Jeremiah’s words to Baruch echo the words of David expressed in this short song of assents:
O Lord, my heart is not lifted up; my eyes are not raised too high; I do not occupy myself with things too great and too marvelous for me. But I have calmed and quieted my soul, like a weaned child with its mother; like a weaned child is my soul within me. O Israel, hope in the Lord from this time forth and forevermore. (Psalm 131)

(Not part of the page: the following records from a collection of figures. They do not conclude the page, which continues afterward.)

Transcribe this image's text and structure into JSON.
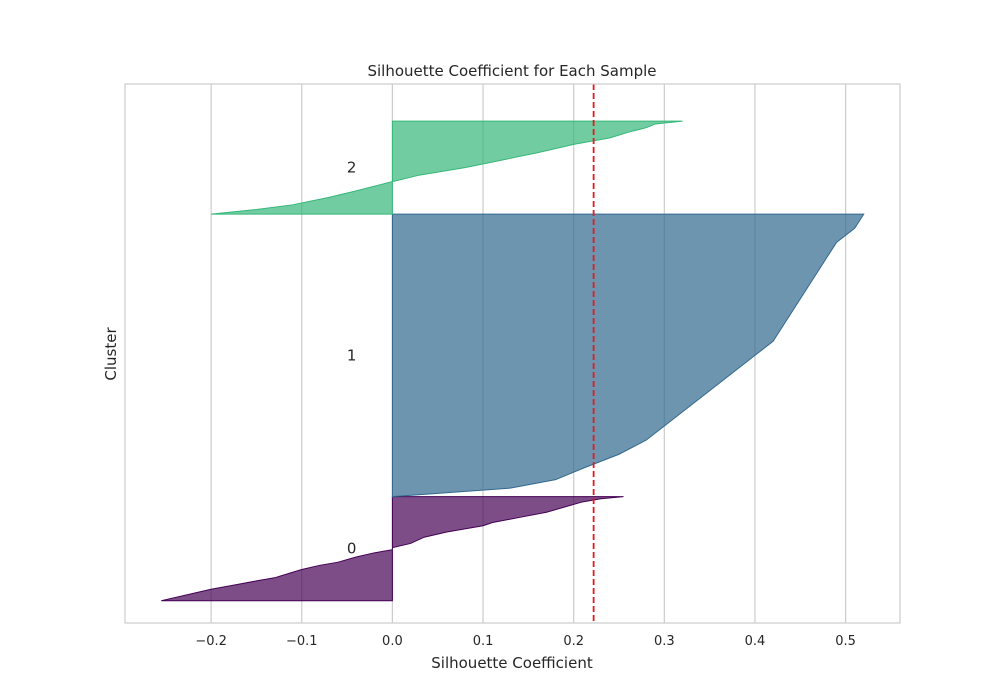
{
  "chart_data": {
    "type": "area",
    "title": "Silhouette Coefficient for Each Sample",
    "xlabel": "Silhouette Coefficient",
    "ylabel": "Cluster",
    "xlim": [
      -0.295,
      0.56
    ],
    "x_ticks": [
      -0.2,
      -0.1,
      0.0,
      0.1,
      0.2,
      0.3,
      0.4,
      0.5
    ],
    "x_tick_labels": [
      "−0.2",
      "−0.1",
      "0.0",
      "0.1",
      "0.2",
      "0.3",
      "0.4",
      "0.5"
    ],
    "grid": "vertical",
    "average_silhouette": 0.222,
    "average_line_color": "#e41a1c",
    "ylim": [
      0,
      58
    ],
    "clusters": [
      {
        "label": "0",
        "color": "#440154",
        "y_range": [
          2.4,
          13.6
        ],
        "profile": [
          [
            0,
            -0.255
          ],
          [
            0.08,
            -0.215
          ],
          [
            0.11,
            -0.2
          ],
          [
            0.15,
            -0.175
          ],
          [
            0.19,
            -0.15
          ],
          [
            0.22,
            -0.13
          ],
          [
            0.26,
            -0.115
          ],
          [
            0.3,
            -0.1
          ],
          [
            0.34,
            -0.08
          ],
          [
            0.37,
            -0.06
          ],
          [
            0.42,
            -0.04
          ],
          [
            0.46,
            -0.02
          ],
          [
            0.49,
            0.0
          ],
          [
            0.51,
            0.0
          ],
          [
            0.55,
            0.02
          ],
          [
            0.61,
            0.035
          ],
          [
            0.66,
            0.06
          ],
          [
            0.72,
            0.1
          ],
          [
            0.75,
            0.11
          ],
          [
            0.8,
            0.14
          ],
          [
            0.85,
            0.17
          ],
          [
            0.9,
            0.19
          ],
          [
            0.95,
            0.21
          ],
          [
            0.98,
            0.23
          ],
          [
            1.0,
            0.255
          ]
        ]
      },
      {
        "label": "1",
        "color": "#31688e",
        "y_range": [
          13.6,
          44.0
        ],
        "profile": [
          [
            0,
            0.0
          ],
          [
            0.03,
            0.13
          ],
          [
            0.06,
            0.18
          ],
          [
            0.1,
            0.21
          ],
          [
            0.15,
            0.25
          ],
          [
            0.2,
            0.28
          ],
          [
            0.25,
            0.3
          ],
          [
            0.3,
            0.32
          ],
          [
            0.35,
            0.34
          ],
          [
            0.4,
            0.36
          ],
          [
            0.45,
            0.38
          ],
          [
            0.5,
            0.4
          ],
          [
            0.55,
            0.42
          ],
          [
            0.6,
            0.43
          ],
          [
            0.65,
            0.44
          ],
          [
            0.7,
            0.45
          ],
          [
            0.75,
            0.46
          ],
          [
            0.8,
            0.47
          ],
          [
            0.85,
            0.48
          ],
          [
            0.9,
            0.49
          ],
          [
            0.95,
            0.51
          ],
          [
            1.0,
            0.52
          ]
        ]
      },
      {
        "label": "2",
        "color": "#35b779",
        "y_range": [
          44.0,
          54.0
        ],
        "profile": [
          [
            0,
            -0.2
          ],
          [
            0.05,
            -0.15
          ],
          [
            0.1,
            -0.11
          ],
          [
            0.18,
            -0.07
          ],
          [
            0.25,
            -0.04
          ],
          [
            0.3,
            -0.02
          ],
          [
            0.35,
            0.0
          ],
          [
            0.42,
            0.03
          ],
          [
            0.5,
            0.08
          ],
          [
            0.58,
            0.12
          ],
          [
            0.66,
            0.16
          ],
          [
            0.75,
            0.2
          ],
          [
            0.82,
            0.24
          ],
          [
            0.88,
            0.26
          ],
          [
            0.93,
            0.28
          ],
          [
            0.97,
            0.29
          ],
          [
            1.0,
            0.32
          ]
        ]
      }
    ]
  }
}
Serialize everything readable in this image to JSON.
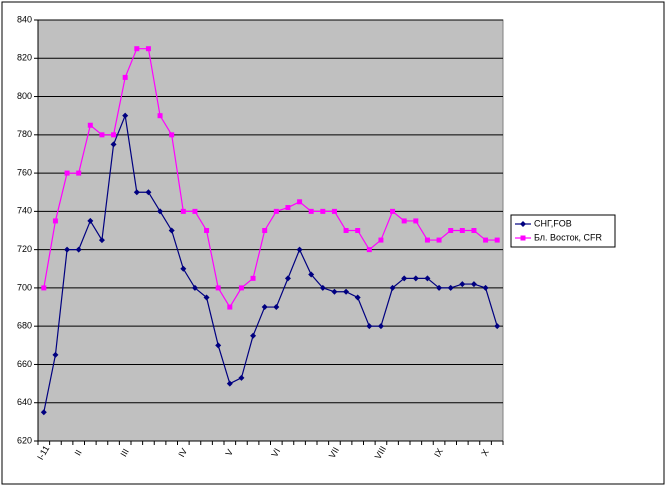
{
  "chart_data": {
    "type": "line",
    "categories": [
      "I-11",
      null,
      null,
      "II",
      null,
      null,
      null,
      "III",
      null,
      null,
      null,
      null,
      "IV",
      null,
      null,
      null,
      "V",
      null,
      null,
      null,
      "VI",
      null,
      null,
      null,
      null,
      "VII",
      null,
      null,
      null,
      "VIII",
      null,
      null,
      null,
      null,
      "IX",
      null,
      null,
      null,
      "X",
      null
    ],
    "series": [
      {
        "name": "СНГ,FOB",
        "color": "#000080",
        "marker": "diamond",
        "values": [
          635,
          665,
          720,
          720,
          735,
          725,
          775,
          790,
          750,
          750,
          740,
          730,
          710,
          700,
          695,
          670,
          650,
          653,
          675,
          690,
          690,
          705,
          720,
          707,
          700,
          698,
          698,
          695,
          680,
          680,
          700,
          705,
          705,
          705,
          700,
          700,
          702,
          702,
          700,
          680
        ]
      },
      {
        "name": "Бл. Восток, CFR",
        "color": "#ff00ff",
        "marker": "square",
        "values": [
          700,
          735,
          760,
          760,
          785,
          780,
          780,
          810,
          825,
          825,
          790,
          780,
          740,
          740,
          730,
          700,
          690,
          700,
          705,
          730,
          740,
          742,
          745,
          740,
          740,
          740,
          730,
          730,
          720,
          725,
          740,
          735,
          735,
          725,
          725,
          730,
          730,
          730,
          725,
          725
        ]
      }
    ],
    "ylim": [
      620,
      840
    ],
    "yticks": [
      620,
      640,
      660,
      680,
      700,
      720,
      740,
      760,
      780,
      800,
      820,
      840
    ],
    "grid": true,
    "legend": "right",
    "plot_background": "#c0c0c0"
  }
}
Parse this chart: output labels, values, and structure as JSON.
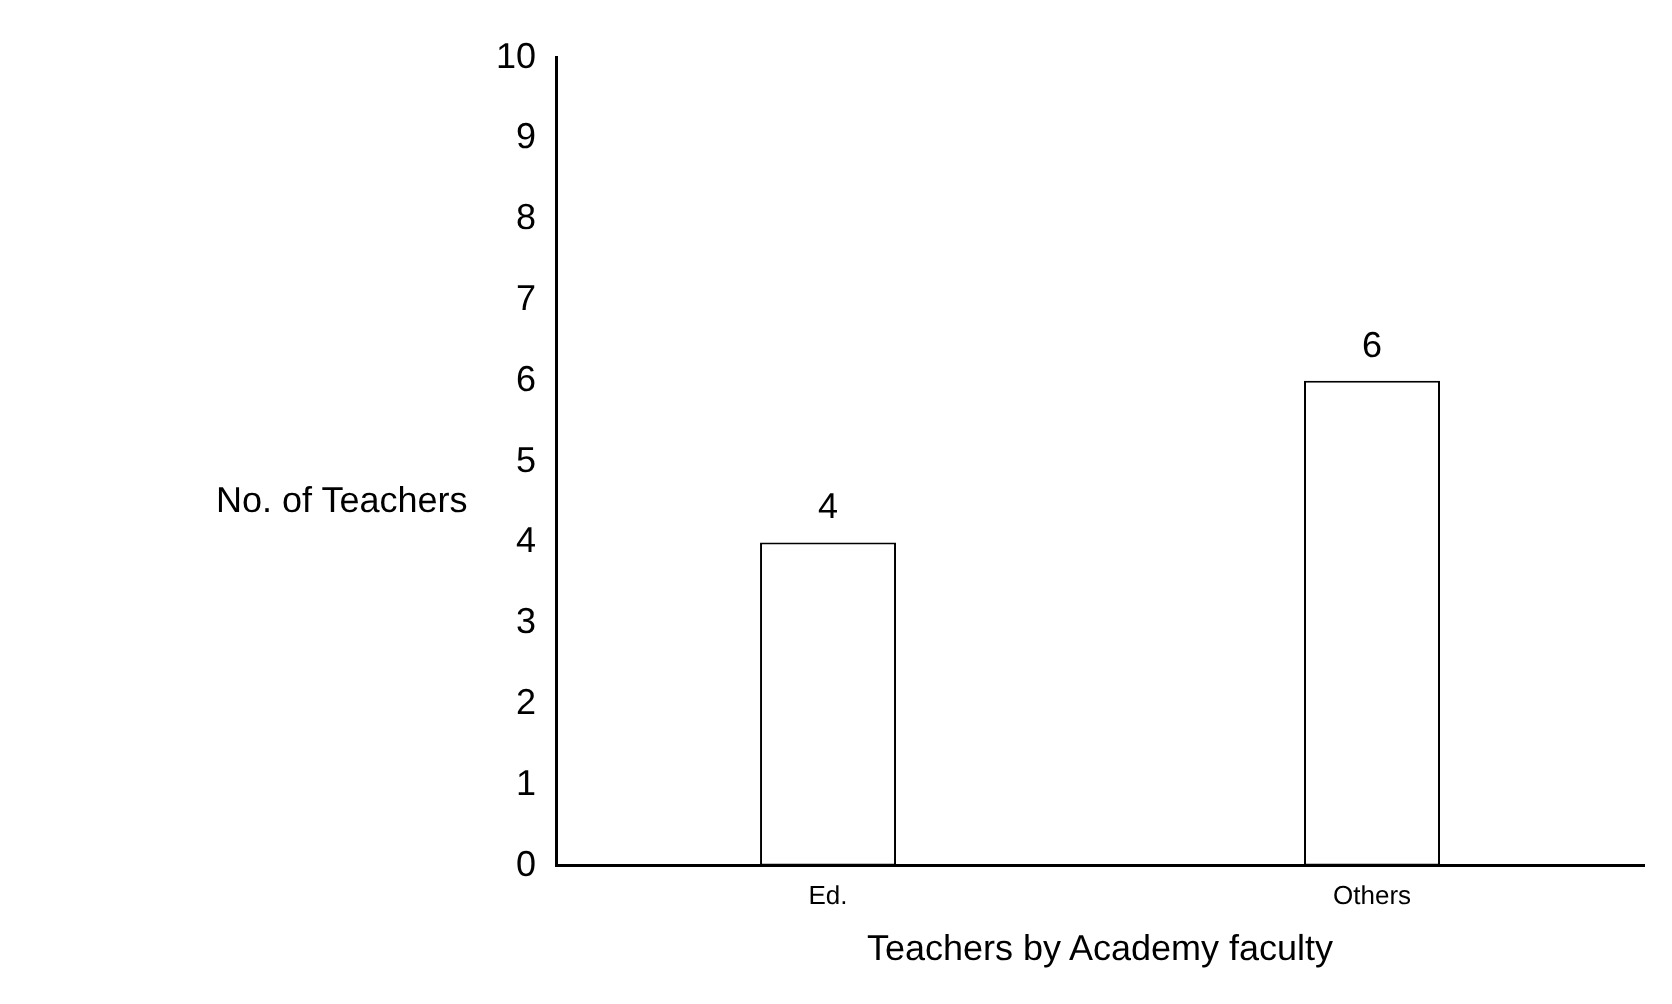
{
  "chart_data": {
    "type": "bar",
    "xlabel": "Teachers by Academy faculty",
    "ylabel": "No. of Teachers",
    "categories": [
      "Ed.",
      "Others"
    ],
    "values": [
      4,
      6
    ],
    "color": "#ffffff",
    "ylim": [
      0,
      10
    ],
    "yticks": [
      0,
      1,
      2,
      3,
      4,
      5,
      6,
      7,
      8,
      9,
      10
    ],
    "grid": false,
    "legend": false,
    "data_labels": true
  }
}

David and Baruch both knew the temptation of seeking great things for ourselves, of raising our eyes too high. Baruch from the vantage point of the painful prophetic call, David from the comfort of a royal throne. For all believers, to quiet our soul before the Lord means to embrace the good work God has created us to do (see Ephesians 2.10). That good work might be the difficult and lonely call of a prophet, or it might be the thankless job of a prophet’s scribe. But in the end, our calling is the essence of who we are. There is in all our hearts, as it were, a burning fire shut up in our bones. To occupy ourselves with something greater or different or less wearisome is to miss the essence of what it means to be the person God created us to be.
What is it that God consecrated you to be or to do? What is the good work He created you to do? How is it painful and wearisome? Confess it. Admit it. Embrace it. For we will never know fullness of life until we do.